Advanced Data Cleaning with Python

School of Data (http://schoolofdata.org)

Sildes used in the presentations: view

Welcome! In this session we will show you how you can use Python (2.7) clean data! You will get information from a series of spreadsheets that have more or less the same structure and create a single clean CSV file. Pretty rad, huh?

This tutorial was inspired by a script I created for J++ São Paulo to clean some Brazil's government data and an excellent OpenRefine workshop that Sarah Cohen gave during the Computer Assisted Reporting Conference 2016 (CAR Conference 2016) in Denver, USA.

I will assume:

You know what Python, CSV and XLS files are;
You know what regular expressions are;
You know what modules/libraries are and how to import them;
You have some basic knowledge of how computer algorithms work (assign values to variables, create if/else tests, control flows - while/for - etc);
You are not afraid of learning a bunch of cool tricks :)

Even if you don't know all of the above you should be able to follow!

What will we be using?

Python 2.7 (should work on 3.5 as well, though I haven't tested. Let me know how it goes!);
Built-in Regular Expression (re) module to find specific text;
Built-in CSV module to create and manipulate CSV files;
listdir() function from built in os module, to get the list of file names in a folder;
xlrd library to manipulate XLS files. You can install it using pip install xlrd on your terminal.
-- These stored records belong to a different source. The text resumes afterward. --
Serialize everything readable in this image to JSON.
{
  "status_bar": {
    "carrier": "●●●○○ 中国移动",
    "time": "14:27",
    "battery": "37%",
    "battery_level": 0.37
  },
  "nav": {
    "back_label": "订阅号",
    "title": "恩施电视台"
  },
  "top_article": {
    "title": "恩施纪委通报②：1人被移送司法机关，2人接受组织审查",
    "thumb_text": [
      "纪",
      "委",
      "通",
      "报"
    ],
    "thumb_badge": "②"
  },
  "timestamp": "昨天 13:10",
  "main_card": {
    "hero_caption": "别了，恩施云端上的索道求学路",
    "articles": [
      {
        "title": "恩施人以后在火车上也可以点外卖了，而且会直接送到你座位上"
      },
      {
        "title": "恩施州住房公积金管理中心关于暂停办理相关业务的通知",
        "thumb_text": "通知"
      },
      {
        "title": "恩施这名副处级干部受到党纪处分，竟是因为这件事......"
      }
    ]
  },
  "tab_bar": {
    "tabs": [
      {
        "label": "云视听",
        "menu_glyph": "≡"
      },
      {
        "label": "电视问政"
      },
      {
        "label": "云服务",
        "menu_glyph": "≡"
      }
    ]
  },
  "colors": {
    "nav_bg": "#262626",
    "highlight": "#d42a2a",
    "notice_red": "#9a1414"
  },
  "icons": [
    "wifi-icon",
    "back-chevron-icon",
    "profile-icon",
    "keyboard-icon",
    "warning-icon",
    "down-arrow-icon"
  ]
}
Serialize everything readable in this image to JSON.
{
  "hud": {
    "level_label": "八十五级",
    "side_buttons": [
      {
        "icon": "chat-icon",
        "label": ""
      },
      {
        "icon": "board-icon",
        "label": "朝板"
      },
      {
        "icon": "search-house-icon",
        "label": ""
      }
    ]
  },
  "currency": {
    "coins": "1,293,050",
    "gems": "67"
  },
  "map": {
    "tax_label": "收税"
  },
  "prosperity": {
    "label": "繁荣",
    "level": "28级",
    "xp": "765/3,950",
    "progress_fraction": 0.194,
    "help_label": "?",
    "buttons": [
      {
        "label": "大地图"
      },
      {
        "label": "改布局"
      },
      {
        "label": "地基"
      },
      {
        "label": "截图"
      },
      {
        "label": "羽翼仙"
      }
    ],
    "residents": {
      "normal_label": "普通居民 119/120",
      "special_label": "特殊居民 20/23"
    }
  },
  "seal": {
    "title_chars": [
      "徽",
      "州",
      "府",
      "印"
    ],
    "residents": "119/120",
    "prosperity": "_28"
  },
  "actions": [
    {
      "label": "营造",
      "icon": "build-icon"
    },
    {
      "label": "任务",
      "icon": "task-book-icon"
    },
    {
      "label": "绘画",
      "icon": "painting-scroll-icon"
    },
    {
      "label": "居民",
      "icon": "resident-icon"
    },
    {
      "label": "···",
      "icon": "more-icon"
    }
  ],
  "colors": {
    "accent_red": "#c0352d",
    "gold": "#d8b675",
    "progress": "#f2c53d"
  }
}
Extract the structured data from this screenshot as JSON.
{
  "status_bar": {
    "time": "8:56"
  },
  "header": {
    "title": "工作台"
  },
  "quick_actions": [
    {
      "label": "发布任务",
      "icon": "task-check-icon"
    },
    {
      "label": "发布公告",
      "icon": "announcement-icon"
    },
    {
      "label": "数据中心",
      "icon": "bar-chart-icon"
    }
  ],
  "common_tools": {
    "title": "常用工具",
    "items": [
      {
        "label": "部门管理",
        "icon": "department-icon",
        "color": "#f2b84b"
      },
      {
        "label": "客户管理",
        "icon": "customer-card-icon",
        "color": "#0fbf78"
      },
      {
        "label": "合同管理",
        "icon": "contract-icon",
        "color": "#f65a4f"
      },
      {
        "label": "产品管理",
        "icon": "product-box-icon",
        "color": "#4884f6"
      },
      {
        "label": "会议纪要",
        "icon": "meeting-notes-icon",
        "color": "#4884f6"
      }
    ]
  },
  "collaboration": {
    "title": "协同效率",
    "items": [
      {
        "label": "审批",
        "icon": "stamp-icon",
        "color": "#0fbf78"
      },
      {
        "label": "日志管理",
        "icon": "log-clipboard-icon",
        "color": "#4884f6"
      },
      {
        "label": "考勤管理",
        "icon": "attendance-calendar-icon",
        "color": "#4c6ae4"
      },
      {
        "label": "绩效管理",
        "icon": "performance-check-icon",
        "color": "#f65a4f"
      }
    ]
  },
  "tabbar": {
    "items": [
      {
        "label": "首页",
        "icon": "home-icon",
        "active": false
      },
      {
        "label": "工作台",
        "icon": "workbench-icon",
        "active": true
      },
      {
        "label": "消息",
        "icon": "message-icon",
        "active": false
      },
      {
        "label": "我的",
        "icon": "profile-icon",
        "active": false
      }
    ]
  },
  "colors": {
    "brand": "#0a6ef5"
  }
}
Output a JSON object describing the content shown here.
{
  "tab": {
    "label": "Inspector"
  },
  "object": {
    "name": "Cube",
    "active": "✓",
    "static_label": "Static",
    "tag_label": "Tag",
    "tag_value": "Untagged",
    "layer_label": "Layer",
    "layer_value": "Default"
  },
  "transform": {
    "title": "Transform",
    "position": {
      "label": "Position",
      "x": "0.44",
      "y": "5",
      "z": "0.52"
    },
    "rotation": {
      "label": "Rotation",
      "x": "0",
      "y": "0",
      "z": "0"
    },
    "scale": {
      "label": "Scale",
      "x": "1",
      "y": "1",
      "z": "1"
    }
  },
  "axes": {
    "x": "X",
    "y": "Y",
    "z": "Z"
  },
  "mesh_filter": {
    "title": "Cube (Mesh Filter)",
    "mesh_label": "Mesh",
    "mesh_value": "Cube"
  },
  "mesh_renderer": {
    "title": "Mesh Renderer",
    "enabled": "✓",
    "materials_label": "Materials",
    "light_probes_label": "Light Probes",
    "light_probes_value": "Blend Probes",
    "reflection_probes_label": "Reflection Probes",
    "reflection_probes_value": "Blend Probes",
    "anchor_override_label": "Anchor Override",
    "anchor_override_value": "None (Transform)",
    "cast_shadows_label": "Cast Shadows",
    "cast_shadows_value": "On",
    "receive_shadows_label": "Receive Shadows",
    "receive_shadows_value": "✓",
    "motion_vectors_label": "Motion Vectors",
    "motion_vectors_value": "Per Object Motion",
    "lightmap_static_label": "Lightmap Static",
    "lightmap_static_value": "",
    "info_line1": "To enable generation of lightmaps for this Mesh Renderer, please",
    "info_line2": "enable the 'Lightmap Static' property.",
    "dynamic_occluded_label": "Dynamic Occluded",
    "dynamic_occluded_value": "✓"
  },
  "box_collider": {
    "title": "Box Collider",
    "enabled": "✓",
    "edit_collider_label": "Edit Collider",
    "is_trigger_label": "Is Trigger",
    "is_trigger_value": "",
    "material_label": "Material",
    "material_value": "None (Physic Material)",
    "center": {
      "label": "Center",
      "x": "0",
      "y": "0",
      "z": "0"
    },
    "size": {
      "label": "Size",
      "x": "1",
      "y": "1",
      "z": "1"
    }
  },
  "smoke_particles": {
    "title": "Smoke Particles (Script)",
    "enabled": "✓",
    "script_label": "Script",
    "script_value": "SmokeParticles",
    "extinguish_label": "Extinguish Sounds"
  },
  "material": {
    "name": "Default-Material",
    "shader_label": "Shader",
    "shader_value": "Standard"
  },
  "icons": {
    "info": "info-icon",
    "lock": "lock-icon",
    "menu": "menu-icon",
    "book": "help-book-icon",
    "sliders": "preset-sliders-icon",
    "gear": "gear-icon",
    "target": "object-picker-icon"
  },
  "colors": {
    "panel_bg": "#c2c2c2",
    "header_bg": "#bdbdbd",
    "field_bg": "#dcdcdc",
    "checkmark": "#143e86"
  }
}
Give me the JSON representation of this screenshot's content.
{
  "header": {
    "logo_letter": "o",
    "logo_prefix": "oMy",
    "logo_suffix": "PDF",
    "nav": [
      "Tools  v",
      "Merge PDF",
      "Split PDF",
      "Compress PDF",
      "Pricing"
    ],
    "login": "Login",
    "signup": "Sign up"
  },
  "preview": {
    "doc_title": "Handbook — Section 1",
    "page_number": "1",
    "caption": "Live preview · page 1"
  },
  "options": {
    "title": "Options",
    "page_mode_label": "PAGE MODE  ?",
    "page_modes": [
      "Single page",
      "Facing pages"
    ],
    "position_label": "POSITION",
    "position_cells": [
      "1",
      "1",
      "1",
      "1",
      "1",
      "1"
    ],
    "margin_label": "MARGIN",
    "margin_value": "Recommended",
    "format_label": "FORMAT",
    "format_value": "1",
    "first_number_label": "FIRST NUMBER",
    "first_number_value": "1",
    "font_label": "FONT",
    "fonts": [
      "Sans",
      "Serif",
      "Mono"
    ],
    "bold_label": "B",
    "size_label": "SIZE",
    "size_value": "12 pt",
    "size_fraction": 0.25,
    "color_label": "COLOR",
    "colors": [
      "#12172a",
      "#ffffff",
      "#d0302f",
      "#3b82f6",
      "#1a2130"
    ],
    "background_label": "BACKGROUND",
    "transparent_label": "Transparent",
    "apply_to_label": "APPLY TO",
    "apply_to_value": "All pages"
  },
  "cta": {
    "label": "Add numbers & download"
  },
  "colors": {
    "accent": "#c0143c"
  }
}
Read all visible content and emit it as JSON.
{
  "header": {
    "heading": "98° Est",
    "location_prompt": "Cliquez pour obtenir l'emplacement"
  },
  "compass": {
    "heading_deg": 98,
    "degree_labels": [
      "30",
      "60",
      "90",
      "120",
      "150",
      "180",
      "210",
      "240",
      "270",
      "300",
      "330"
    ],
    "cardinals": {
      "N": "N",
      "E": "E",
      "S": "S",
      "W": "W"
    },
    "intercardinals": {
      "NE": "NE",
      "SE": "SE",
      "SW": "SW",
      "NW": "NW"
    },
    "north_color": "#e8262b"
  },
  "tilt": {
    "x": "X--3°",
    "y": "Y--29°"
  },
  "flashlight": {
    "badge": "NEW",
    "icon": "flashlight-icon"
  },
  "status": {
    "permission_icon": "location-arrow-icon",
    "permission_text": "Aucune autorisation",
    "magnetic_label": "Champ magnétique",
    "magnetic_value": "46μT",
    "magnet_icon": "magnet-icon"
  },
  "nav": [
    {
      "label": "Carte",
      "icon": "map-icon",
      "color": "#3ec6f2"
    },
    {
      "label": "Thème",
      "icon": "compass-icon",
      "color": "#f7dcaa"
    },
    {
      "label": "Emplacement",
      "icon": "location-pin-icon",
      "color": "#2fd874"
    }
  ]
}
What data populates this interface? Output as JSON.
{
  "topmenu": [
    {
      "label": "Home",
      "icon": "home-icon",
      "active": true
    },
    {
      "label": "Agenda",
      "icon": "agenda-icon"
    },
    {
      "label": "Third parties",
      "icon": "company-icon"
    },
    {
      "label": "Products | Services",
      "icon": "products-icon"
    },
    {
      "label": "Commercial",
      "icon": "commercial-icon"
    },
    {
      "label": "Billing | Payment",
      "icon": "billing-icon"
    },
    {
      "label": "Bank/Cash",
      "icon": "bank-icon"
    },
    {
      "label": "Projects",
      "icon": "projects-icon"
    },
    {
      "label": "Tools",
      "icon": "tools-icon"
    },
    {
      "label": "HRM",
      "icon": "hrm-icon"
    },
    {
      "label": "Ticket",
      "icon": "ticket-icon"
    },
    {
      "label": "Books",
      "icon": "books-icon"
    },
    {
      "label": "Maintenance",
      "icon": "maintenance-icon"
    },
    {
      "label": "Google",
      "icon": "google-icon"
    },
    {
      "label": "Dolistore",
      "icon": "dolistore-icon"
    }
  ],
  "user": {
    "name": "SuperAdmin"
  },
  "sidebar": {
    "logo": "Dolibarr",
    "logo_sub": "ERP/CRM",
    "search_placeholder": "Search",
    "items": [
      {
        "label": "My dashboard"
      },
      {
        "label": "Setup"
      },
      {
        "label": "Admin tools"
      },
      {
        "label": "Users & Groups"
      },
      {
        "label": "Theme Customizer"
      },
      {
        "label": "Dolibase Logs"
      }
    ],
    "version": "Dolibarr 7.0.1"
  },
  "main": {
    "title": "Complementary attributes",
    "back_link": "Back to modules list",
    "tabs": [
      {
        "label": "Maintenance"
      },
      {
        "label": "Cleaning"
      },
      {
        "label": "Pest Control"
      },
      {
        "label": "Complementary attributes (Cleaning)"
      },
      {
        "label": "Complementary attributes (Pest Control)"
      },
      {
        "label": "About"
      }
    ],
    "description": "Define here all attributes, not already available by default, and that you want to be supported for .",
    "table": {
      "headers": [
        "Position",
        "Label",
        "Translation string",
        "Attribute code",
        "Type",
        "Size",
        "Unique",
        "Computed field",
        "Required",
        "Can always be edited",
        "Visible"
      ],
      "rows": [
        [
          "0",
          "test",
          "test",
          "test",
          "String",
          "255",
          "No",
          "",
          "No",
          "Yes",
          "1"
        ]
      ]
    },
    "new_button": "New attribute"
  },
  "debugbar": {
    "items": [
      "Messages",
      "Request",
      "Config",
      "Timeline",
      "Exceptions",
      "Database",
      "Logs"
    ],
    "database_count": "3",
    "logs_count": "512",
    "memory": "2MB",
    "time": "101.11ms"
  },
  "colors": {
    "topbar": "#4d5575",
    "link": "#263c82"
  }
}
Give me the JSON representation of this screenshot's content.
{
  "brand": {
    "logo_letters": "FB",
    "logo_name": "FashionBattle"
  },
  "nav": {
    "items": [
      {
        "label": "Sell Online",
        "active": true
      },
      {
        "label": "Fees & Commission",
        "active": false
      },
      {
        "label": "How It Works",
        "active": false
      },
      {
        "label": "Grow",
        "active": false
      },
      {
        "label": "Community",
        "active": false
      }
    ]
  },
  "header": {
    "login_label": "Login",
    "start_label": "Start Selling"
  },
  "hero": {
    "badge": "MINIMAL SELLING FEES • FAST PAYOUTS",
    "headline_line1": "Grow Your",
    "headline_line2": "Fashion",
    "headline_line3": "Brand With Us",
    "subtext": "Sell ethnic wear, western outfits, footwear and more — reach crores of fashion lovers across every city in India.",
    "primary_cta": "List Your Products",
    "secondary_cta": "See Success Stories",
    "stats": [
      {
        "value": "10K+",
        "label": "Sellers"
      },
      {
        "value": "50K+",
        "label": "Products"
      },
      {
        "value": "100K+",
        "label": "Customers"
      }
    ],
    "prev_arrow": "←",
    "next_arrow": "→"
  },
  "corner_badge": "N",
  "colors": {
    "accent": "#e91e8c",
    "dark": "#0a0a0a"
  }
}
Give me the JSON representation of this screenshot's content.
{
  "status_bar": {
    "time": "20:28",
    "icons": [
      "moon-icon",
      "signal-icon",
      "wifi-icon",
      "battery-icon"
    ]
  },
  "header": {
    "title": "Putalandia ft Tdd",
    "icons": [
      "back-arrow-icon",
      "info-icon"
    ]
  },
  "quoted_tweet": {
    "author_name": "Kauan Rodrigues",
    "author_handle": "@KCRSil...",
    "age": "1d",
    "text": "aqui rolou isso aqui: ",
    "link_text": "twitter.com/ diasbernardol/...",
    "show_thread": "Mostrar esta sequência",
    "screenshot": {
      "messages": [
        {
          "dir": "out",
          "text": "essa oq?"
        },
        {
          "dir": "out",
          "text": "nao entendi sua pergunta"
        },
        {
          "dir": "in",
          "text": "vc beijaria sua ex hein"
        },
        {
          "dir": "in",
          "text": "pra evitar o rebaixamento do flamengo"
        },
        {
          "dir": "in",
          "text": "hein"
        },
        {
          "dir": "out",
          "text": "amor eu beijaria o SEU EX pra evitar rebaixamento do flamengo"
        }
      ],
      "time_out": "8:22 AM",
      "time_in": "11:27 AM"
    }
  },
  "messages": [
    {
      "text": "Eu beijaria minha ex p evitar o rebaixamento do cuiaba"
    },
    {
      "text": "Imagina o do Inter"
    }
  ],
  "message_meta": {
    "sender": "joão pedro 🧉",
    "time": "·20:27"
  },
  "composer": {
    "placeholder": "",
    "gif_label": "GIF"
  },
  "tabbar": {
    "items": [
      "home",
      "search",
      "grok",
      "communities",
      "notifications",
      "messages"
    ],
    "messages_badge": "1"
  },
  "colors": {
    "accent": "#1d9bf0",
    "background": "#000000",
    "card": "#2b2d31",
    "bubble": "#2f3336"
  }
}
Let's go ahead and do our imports. Create a python file and include the following at the top:

import re # Regular Expression library
import csv # The CSV library
from os import listdir # The listdir() function from the OS library
from xlrd import open_workbook # The open_workbook class from the xlrd library

Good. We should now be able to start cleaning, but a bit of context first.

So what are we doing anyway?

I'll show you how to solve an annoying problem that might pop up anytime during your data journalism career: the data you want is spread across multiple files that share the same structure between themselves. This could be the case in a number of situations:

A government agency publishes a report every month on their website with updated information;
A company publishes, every quarter, reports about their financial status;
A civil society organisation releases an .xls report every week about what's going on in the area they care about;
Any situation where there are a number of files that preserve the same structure between themselves and you want to consolidate all the data together in a single CSV file for further analysis.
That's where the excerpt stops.